# Found my first MTN bike- '85 Mountain Tour



## neo_pop_71 (Apr 11, 2008)

Lady Luck smiled on me over the weekend and I was fortunate enough to find and reacquire my first mountain bike. Not much had changed, only a few parts (the grips, saddle, and tires), since selling it 20 years ago, miracle! The previous owner or owners weren't as loving as I was, it looks like it lived outdoors for some time... but a little TLC should bring back the original luster. I did a little searching and found out that in 1985 Raleigh made three model with triple butted steel frames, the Seneca was third, just below the Elkhorn and (the top) Crested Butte.

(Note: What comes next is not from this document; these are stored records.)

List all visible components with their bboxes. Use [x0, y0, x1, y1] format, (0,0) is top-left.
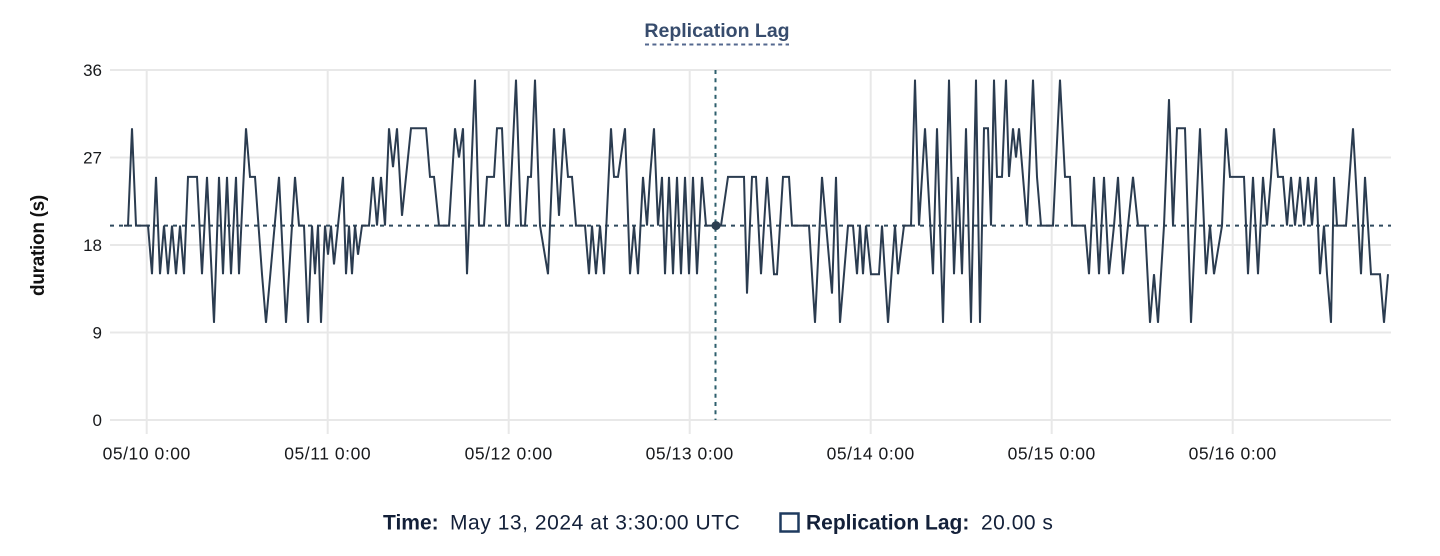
svg-text:duration (s): duration (s) — [28, 195, 49, 296]
svg-text:27: 27 — [83, 149, 102, 168]
svg-text:18: 18 — [83, 236, 102, 255]
svg-text:05/12 0:00: 05/12 0:00 — [465, 444, 553, 464]
svg-text:36: 36 — [83, 61, 102, 80]
svg-text:20.00 s: 20.00 s — [981, 512, 1053, 535]
svg-text:05/13 0:00: 05/13 0:00 — [646, 444, 734, 464]
svg-text:05/15 0:00: 05/15 0:00 — [1008, 444, 1096, 464]
svg-text:May 13, 2024 at 3:30:00 UTC: May 13, 2024 at 3:30:00 UTC — [450, 512, 740, 535]
svg-text:05/16 0:00: 05/16 0:00 — [1189, 444, 1277, 464]
svg-text:Replication Lag: Replication Lag — [644, 20, 789, 42]
svg-text:05/11 0:00: 05/11 0:00 — [284, 444, 371, 464]
svg-text:05/10 0:00: 05/10 0:00 — [103, 444, 191, 464]
svg-text:05/14 0:00: 05/14 0:00 — [827, 444, 915, 464]
svg-text:Time:: Time: — [383, 512, 439, 535]
svg-text:9: 9 — [93, 324, 102, 343]
svg-text:Replication Lag:: Replication Lag: — [806, 512, 969, 535]
svg-text:0: 0 — [93, 411, 102, 430]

There is a strange picture from a 1985 issue of Mountain Biking (on MOMBAT's Raleigh page):

https://www.mombat.org/685Bikes2.jpg

Basically, three $500 production bikes, a Schwinn, Ross, and Raleigh, up against a $2,000 Potts? C'mon! I read the article that reviewed the rides and asked the $2,000 question. I especially laughed on page 3 where it likened the Raleigh to Tom Ritchey and Gary Fisher with their "California geometry"... seems like those names shouldn't be in the same sentence together. I'll attach pictures of both, this '85 Seneca and my old '85 Timber Comp and you be the judge how their geometries differ.

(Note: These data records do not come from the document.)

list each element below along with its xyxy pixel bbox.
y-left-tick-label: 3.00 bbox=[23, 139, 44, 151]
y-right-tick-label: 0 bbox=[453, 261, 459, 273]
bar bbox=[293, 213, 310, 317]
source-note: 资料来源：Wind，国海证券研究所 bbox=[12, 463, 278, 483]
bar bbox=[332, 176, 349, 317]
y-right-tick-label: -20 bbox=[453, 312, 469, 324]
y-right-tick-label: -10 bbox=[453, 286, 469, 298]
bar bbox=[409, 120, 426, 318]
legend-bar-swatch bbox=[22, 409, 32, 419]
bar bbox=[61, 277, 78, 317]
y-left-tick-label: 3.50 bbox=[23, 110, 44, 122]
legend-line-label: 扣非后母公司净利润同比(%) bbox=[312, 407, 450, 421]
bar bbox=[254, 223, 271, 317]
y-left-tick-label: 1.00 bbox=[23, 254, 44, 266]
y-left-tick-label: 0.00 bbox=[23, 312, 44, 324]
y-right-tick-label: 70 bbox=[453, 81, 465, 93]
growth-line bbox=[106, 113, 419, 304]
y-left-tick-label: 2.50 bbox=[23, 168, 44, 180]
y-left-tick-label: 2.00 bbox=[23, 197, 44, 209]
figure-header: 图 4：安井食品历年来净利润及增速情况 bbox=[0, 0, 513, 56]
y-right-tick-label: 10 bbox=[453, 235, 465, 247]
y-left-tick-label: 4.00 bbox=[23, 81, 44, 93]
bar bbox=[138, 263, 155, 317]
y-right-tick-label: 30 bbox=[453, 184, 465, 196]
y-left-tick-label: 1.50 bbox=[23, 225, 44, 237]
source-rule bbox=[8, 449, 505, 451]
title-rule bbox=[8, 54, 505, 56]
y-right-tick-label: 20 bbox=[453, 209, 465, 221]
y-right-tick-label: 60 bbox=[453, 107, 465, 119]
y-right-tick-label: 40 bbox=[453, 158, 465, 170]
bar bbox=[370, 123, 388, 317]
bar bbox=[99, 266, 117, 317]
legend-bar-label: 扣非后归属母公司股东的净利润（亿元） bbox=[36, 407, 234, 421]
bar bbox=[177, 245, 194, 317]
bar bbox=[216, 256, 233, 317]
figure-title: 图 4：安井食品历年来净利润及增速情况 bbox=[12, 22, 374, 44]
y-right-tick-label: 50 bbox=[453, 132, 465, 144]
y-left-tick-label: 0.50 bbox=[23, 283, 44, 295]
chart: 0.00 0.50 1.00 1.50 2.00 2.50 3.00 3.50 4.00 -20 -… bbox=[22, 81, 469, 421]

For reference to the specs, check the link to MOMBAT's Raleigh page:

https://www.mombat.org/1985_Raleigh_Elkhorn.htm

The bikes were spec'ed almost the same but the Seneca had the cool (IMHO) DiaCompe cantilever brakes the used a small pulley for the cable saddle (hard to make out in my pictures, sorry). Both bikes had the same nice set of wheels, the set was laced to a pair of solid high flange Malliard (Sachs) track hubs. Given the moderate price, it was hard to beat the 575 triple butted cro-moly frame with the hi-tensile lugged crown fork. Sure I dreamed of owning a Ritchey but as a freshman in high school, my Ritchey was years away (I did eventually get '85 Ritchey Timber Comp, but now it's in Aemmer's stable). I need to get the Seneca cleaned up and put right but I have a uneasy suspicion that the Raleigh isn't going to ride quite as nice as the Ritchey. It's still nice to have the old "boat anchor" back, I never expected to see it again after it left our garage sale that Saturday morning.

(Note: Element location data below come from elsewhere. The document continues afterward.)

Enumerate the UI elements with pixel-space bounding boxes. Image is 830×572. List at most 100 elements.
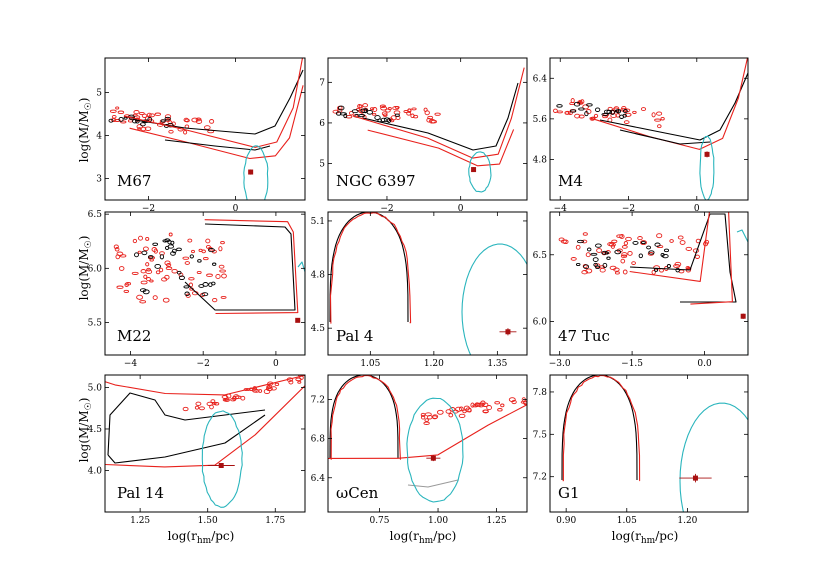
- cyan-contour-line: [736, 229, 748, 355]
- red-contour-blob: [627, 250, 633, 256]
- black-contour-blob: [152, 242, 159, 246]
- panel-pal-14: 1.25 1.50 1.75 4.0 4.5 5.0 Pal 14: [88, 374, 306, 526]
- black-contour-blob: [202, 282, 209, 287]
- cyan-contour-line: [461, 243, 527, 355]
- red-contour-blob: [218, 246, 223, 252]
- red-contour-line: [352, 67, 525, 159]
- panel-pal-4: 1.05 1.20 1.35 4.5 4.8 5.1 Pal 4: [311, 211, 528, 369]
- red-contour-blob: [582, 104, 589, 110]
- y-tick-label: 5.1: [311, 217, 325, 227]
- red-contour-blob: [582, 232, 588, 236]
- red-contour-blob: [694, 254, 700, 259]
- black-contour-line: [599, 72, 748, 141]
- y-tick-label: 6: [319, 119, 325, 129]
- data-point: [505, 329, 511, 335]
- red-contour-blob: [117, 110, 125, 115]
- red-contour-blob: [585, 252, 591, 258]
- red-contour-blob: [654, 118, 662, 122]
- black-contour-line: [329, 212, 409, 323]
- axes-frame: [327, 211, 528, 356]
- red-contour-blob: [212, 297, 218, 303]
- cyan-contour-line: [297, 261, 305, 355]
- black-contour-blob: [164, 238, 171, 243]
- red-contour-blob: [153, 248, 158, 254]
- red-contour-blob: [142, 246, 149, 252]
- red-contour-blob: [123, 289, 130, 293]
- red-contour-blob: [171, 268, 178, 274]
- red-contour-blob: [474, 403, 482, 407]
- data-point: [692, 475, 698, 481]
- black-contour-blob: [640, 241, 646, 245]
- data-point: [740, 313, 746, 319]
- y-tick-label: 4.8: [311, 271, 326, 281]
- red-contour-line: [124, 58, 304, 148]
- red-contour-blob: [570, 98, 575, 104]
- red-contour-blob: [578, 114, 585, 119]
- red-contour-blob: [575, 244, 581, 250]
- red-contour-blob: [631, 261, 636, 265]
- red-contour-blob: [212, 401, 217, 405]
- red-contour-blob: [127, 119, 134, 123]
- panel-label: Pal 14: [117, 484, 164, 502]
- red-contour-blob: [424, 418, 429, 422]
- red-contour-blob: [240, 395, 246, 401]
- black-contour-blob: [614, 249, 622, 255]
- red-contour-blob: [295, 377, 302, 382]
- panel-ngc-6397: −2 0 5 6 7 NGC 6397: [319, 57, 528, 214]
- red-contour-line: [105, 385, 305, 468]
- red-contour-blob: [270, 386, 277, 391]
- red-contour-blob: [146, 267, 152, 272]
- y-tick-label: 3: [96, 174, 102, 184]
- red-contour-blob: [656, 111, 663, 116]
- red-contour-blob: [205, 244, 211, 249]
- plot-area: [108, 58, 304, 200]
- red-contour-blob: [358, 109, 364, 113]
- red-contour-blob: [455, 406, 462, 412]
- red-contour-blob: [191, 249, 195, 254]
- black-contour-blob: [164, 245, 170, 250]
- panel--cen: 0.75 1.00 1.25 6.4 6.8 7.2 ωCen: [311, 374, 528, 526]
- red-contour-blob: [445, 409, 452, 414]
- red-contour-blob: [109, 109, 117, 113]
- cyan-contour-line: [679, 402, 748, 512]
- x-axis-label-center: log(rhm/pc): [390, 529, 457, 546]
- red-contour-blob: [369, 107, 375, 111]
- panel-label: 47 Tuc: [558, 327, 610, 345]
- red-contour-blob: [651, 112, 656, 118]
- black-contour-blob: [154, 263, 161, 269]
- red-contour-blob: [149, 258, 154, 262]
- black-contour-blob: [170, 251, 176, 256]
- black-contour-blob: [646, 245, 652, 250]
- data-point: [248, 169, 254, 175]
- x-tick-label: −1.5: [621, 359, 643, 369]
- x-axis-label-right: log(rhm/pc): [612, 529, 679, 546]
- red-contour-blob: [196, 270, 202, 275]
- x-tick-label: 0: [273, 359, 279, 369]
- panel-label: G1: [558, 484, 580, 502]
- y-tick-label: 7: [319, 78, 325, 88]
- black-contour-blob: [663, 248, 670, 253]
- y-tick-label: 5.0: [88, 383, 103, 393]
- red-contour-blob: [432, 414, 439, 419]
- red-contour-blob: [420, 414, 426, 420]
- black-contour-blob: [201, 292, 209, 297]
- data-point: [218, 463, 224, 469]
- red-contour-blob: [220, 240, 225, 245]
- red-contour-blob: [659, 268, 664, 273]
- red-contour-blob: [640, 240, 647, 246]
- red-contour-blob: [564, 111, 570, 115]
- red-contour-blob: [500, 403, 505, 408]
- red-contour-blob: [497, 408, 503, 412]
- red-contour-blob: [165, 263, 172, 267]
- red-contour-blob: [673, 263, 681, 269]
- black-contour-blob: [141, 250, 148, 256]
- red-contour-blob: [390, 115, 397, 121]
- black-contour-blob: [139, 288, 147, 293]
- red-contour-blob: [213, 402, 220, 406]
- black-contour-blob: [661, 253, 669, 259]
- black-contour-blob: [380, 117, 387, 123]
- data-point: [430, 455, 436, 461]
- red-contour-blob: [132, 238, 138, 244]
- plot-area: [552, 58, 748, 200]
- y-axis-label-bottom: log(M/M☉): [77, 398, 94, 463]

Thanks for taking a moment to check out my silly posting!

-DON-

p.s. Hey Tim, interested in a trade?


----------



## Ride Free or Die (May 4, 2010)

Thats cool you were able to recover your first, especially considering its age. I'm sure many of us wish we could do the same....


----------



## neo_pop_71 (Apr 11, 2008)

*I almost didn't recognize it...*

Thanks R. F. or D. for the comment, it was a really cool thing once I realized it was my old bike, but I didn't figure it out immediately with the funky set up (as pictured). The guy said his uncle bought it years ago at a garage sale. I asked him did he know where or what city. He replied, "No, but my uncle is kinda' a home body and doesn't venture too far." Being it was only one city over from my dad's home, I took a closer look. When I sold it, the paint shined like new, it had the leather portage strap that said Seneca, and the SR BMX pedals had toe clips and straps. Now, the paint is dull and oxidized, no portage strap, and the toe clips are missing... but it has been 20 years. The originality and condition were my bargaining points and my rational for not selling it for a penny less than $100.00. Pretty fair deal back to me because I only paid $15.00 for the bike. I'm not going to lose my mind fixing it up but I do have some spare parts... fun project!


----------



## kpomtb (Feb 2, 2006)

That's awesome. I'm not sure what happened to my first bike, a 1988 Jamis Dakota. But last week I arranged to buy back my second. A Trek 990 from 90 or so, that I bought frame/fork and pieced the rest together. I should have it back later this week and will post pics. It will be interesting to see how it rides compared to the others. I still have my 3rd frame, waiting to be rebuilt (94 Salsa A La Carte), and several others that have followed. Would love to find the first too, but the last time I saw it, it was doing blue collar duty for someone with some chemical dependency issues. I worry that it probably didn't survive the last owner.


----------



## joeadnan (Oct 21, 2003)

Cool, and congrats for getting your first bike back. How do you know it's the same one though?


----------